Keyfactor Lands More Than $1 Billion to Expand AI and Post-Quantum Security Push
Keyfactor has raised a strategic growth investment of more than $1 billion, a deal the company says will support expansion of its identity and cryptographic security platform as organizations prepare...
Keyfactor has raised a strategic growth investment of more than $1 billion, a deal the company says will support expansion of its identity and cryptographic security platform as organizations prepare for AI-related and post-quantum risks.
The company focuses on securing machine identities, public key infrastructure (PKI), and broader cryptographic assets. Its platform, called the Trust Control Plane, is designed to give enterprises a centralized way to inventory, manage, and automate the lifecycle of certificates and other machine identities across cloud, hybrid, and on-premises environments.
According to Keyfactor, the new capital will be used to speed up product development, grow global operations, expand into additional markets, increase staffing, and potentially support acquisitions. The financing was led by Summit Partners. Existing investors Insight Partners and Sixth Street Growth will continue to hold meaningful ownership positions after the transaction.
The investment comes at a time when many security teams are dealing with rapidly expanding machine identity inventories. In some environments, those identities now far outnumber human users, increasing the complexity of certificate management and cryptographic governance. Keyfactor says it currently manages billions of machine identities each year for more than 2,500 customers worldwide.
Why the timing matters
Interest in post-quantum readiness has increased after a June 2026 White House executive order called for a faster federal shift to quantum-safe cryptography, with a 2030 target in place. At the same time, enterprises are also trying to govern AI systems and autonomous agents that may require secure identities of their own.

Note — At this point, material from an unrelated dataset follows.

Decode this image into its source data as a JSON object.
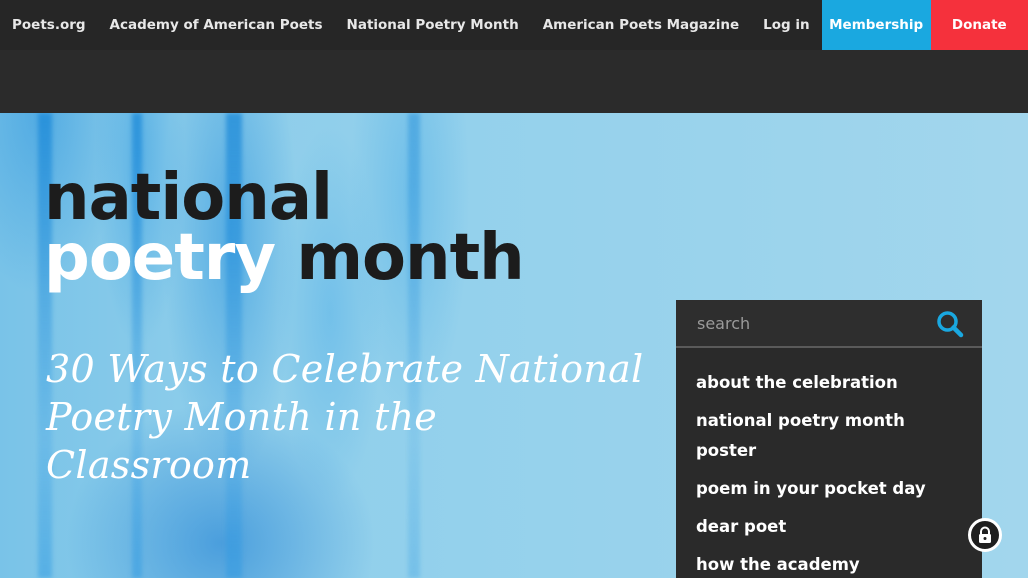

- More than $1 billion in strategic growth funding
- Led by Summit Partners, with support from existing backers
- Focused on machine identity, PKI, and cryptographic security
- Intended to address AI governance and post-quantum transition needs
Summit Partners Managing Director Andy Collins said the combination of post-quantum planning, agentic AI oversight, shorter certificate lifecycles, and shifting compliance expectations is driving demand for a unified enterprise platform. Keyfactor said the investment will help it meet that demand as customers look to modernize cryptographic security programs.